Outpost Restrepo lay at the furthest point of American control in the valley. It was a small platoon-sized outpost that clung to the rugged mountainside, protected on one side by steep rock walls and commanding views. The army has a habit of putting their best units in the worst positions—so when we arrived in the valley we asked the commanding officer there, Dan Kearney, who was taking the brunt of the fighting. He pointed up to the position, and said “Second platoon, they’re based up at Restrepo. They’re the tip of the spear.”
Restrepo was built by hand after a group of soldiers walked up the mountainside in the middle of the night and started digging. The next day they continued and took breaks as the enemy launched numerous attacks on their position. For a long time the outpost was simply a small area protected by sandbags and larger cloth-filled rock bags. It had no running water or electricity, and the soldiers slept out in the open amid the thick dust. In the morning, they would clear their kit ready for the constant fighting. I remember there being three or four fire fights in a single day, though the record was 14. The outpost was named after the platoon medic Juan ‘Doc’ Restrepo, a popular soldier who was killed early on in the deployment. At first, many of the soldiers didn’t like the fact that the outpost was named after him—they thought it a dishonor to name such a dirty and ramshackle place after their friend. However, as time went on and the strategic importance of Restrepo became recognized, they felt the name started to fit the place and it developed into a point of pride.
Sebastian and I decided early on that we wanted to focus on Second Platoon to make the most experiential and visceral movie we could. There were a lot of very competent reporters making commentary on the war, and there were three-minute network news pieces that placed the reporter at the center of the action, but there didn’t seem to be a lot of visual material that really conveyed how the war was being fought.
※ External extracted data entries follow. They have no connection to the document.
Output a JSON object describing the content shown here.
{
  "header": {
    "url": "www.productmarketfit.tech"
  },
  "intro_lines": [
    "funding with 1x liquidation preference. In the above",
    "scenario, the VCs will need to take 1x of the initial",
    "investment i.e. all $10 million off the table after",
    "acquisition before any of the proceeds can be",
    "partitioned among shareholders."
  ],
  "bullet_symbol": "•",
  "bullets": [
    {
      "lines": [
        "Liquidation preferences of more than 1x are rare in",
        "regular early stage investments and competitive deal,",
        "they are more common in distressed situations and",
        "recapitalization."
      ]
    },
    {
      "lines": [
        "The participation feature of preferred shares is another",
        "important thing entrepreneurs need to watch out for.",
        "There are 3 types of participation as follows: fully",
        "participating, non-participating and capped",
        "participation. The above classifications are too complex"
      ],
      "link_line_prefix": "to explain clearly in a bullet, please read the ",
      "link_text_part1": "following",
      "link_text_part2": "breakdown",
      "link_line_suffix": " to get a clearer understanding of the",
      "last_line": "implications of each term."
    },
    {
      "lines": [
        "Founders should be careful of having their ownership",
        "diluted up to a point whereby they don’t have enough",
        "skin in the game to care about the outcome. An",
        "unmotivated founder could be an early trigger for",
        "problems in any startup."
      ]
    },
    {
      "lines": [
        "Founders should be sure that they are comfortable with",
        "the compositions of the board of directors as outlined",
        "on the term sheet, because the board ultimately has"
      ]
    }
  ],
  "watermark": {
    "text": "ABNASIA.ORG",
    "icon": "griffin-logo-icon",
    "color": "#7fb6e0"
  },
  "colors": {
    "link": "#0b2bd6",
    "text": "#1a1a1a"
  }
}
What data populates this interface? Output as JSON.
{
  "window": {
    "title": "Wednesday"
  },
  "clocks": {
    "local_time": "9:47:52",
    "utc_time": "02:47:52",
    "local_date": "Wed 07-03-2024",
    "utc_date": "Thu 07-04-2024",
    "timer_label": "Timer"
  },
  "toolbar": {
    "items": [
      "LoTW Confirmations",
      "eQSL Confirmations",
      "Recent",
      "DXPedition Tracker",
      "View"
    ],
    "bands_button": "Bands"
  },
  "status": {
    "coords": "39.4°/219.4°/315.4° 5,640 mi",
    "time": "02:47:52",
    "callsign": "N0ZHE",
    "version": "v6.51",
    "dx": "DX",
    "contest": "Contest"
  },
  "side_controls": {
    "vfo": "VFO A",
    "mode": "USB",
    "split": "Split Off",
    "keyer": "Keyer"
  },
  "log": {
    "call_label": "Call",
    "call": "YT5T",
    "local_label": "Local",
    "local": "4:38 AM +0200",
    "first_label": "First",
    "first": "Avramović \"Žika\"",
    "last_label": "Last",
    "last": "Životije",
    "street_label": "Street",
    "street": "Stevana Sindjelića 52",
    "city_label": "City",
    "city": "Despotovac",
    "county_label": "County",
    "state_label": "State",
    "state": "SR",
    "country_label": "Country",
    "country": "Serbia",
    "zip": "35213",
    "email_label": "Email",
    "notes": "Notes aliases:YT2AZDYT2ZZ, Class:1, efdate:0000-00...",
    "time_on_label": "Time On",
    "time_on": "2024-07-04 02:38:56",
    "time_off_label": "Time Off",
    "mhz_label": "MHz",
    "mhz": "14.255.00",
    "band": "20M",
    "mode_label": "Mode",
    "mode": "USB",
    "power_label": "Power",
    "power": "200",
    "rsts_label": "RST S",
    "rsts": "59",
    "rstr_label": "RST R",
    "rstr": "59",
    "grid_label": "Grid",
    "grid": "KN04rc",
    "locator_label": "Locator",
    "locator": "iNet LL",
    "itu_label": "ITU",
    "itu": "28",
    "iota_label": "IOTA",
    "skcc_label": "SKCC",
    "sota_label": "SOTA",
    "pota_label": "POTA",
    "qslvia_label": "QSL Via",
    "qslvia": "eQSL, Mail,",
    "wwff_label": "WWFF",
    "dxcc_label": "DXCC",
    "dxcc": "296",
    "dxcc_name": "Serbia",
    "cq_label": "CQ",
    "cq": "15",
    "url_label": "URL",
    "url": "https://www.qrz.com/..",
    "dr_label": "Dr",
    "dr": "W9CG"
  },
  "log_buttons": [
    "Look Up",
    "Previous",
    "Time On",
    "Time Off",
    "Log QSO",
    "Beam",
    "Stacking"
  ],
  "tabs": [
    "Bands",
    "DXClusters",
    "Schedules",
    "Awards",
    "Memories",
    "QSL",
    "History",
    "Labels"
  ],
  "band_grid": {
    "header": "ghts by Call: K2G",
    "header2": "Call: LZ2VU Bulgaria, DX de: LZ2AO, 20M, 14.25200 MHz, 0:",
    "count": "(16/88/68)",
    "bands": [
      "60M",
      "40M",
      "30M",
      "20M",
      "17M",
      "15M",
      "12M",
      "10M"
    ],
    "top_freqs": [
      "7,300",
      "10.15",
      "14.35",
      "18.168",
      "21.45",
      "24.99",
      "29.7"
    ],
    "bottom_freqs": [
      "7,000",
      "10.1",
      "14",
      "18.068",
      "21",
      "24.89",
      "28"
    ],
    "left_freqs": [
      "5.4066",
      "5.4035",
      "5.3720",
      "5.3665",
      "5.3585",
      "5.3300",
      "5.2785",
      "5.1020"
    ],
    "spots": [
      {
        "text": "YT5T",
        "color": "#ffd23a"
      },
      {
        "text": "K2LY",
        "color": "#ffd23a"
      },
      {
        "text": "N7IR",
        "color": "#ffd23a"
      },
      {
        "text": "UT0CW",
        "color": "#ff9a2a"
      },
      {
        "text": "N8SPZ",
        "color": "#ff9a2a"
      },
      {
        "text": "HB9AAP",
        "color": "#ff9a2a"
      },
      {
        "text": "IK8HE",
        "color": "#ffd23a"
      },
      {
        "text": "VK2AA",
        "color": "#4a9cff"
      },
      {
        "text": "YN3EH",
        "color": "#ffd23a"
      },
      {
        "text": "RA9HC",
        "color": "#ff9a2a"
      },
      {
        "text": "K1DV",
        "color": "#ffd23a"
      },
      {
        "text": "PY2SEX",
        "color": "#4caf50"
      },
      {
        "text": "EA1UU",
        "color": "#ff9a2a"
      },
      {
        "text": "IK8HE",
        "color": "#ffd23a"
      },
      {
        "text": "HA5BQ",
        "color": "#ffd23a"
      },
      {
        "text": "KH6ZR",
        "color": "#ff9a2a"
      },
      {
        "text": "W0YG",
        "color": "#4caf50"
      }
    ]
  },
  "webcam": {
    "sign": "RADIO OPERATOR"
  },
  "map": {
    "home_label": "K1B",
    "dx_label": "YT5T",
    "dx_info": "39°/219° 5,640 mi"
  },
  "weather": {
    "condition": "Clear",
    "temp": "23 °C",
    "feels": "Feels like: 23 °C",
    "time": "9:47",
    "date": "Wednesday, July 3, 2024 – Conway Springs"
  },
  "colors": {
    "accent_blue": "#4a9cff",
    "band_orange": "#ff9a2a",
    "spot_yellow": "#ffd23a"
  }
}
Ultimately we wanted to build a bridge from what the soldiers experience out there to people back here. We wanted to make a keyhole through which one can look into the lives of these men—at both the good things and the bad things that happen in war—and by doing so, write their names large in our minds at this crucial moment.
As the movie opens at theaters, we would urge you to go and see. Leave your politics in the lobby of the theater, and immerse yourselves in a 90-minute deployment, because whatever your beliefs—whether you are for or against the war, or you simply are not sure—we hope this viewing experience will be a useful starting point for a deeper analysis and political discussion about the war in Afghanistan.
Tim Hetherington was a contributing photographer for Vanity Fair magazine and based in New York. He was a cameraman on Liberia: an Uncivil War (2004) and The Devil Came on Horseback (2007), and his directorial debut film Restrepo was awarded the Grand Jury Prize at the 2010 Sundance Film Festival. His book Infidel was published by Chris Boot in 2010. Hetherington was killed in Libya April 20, 2011.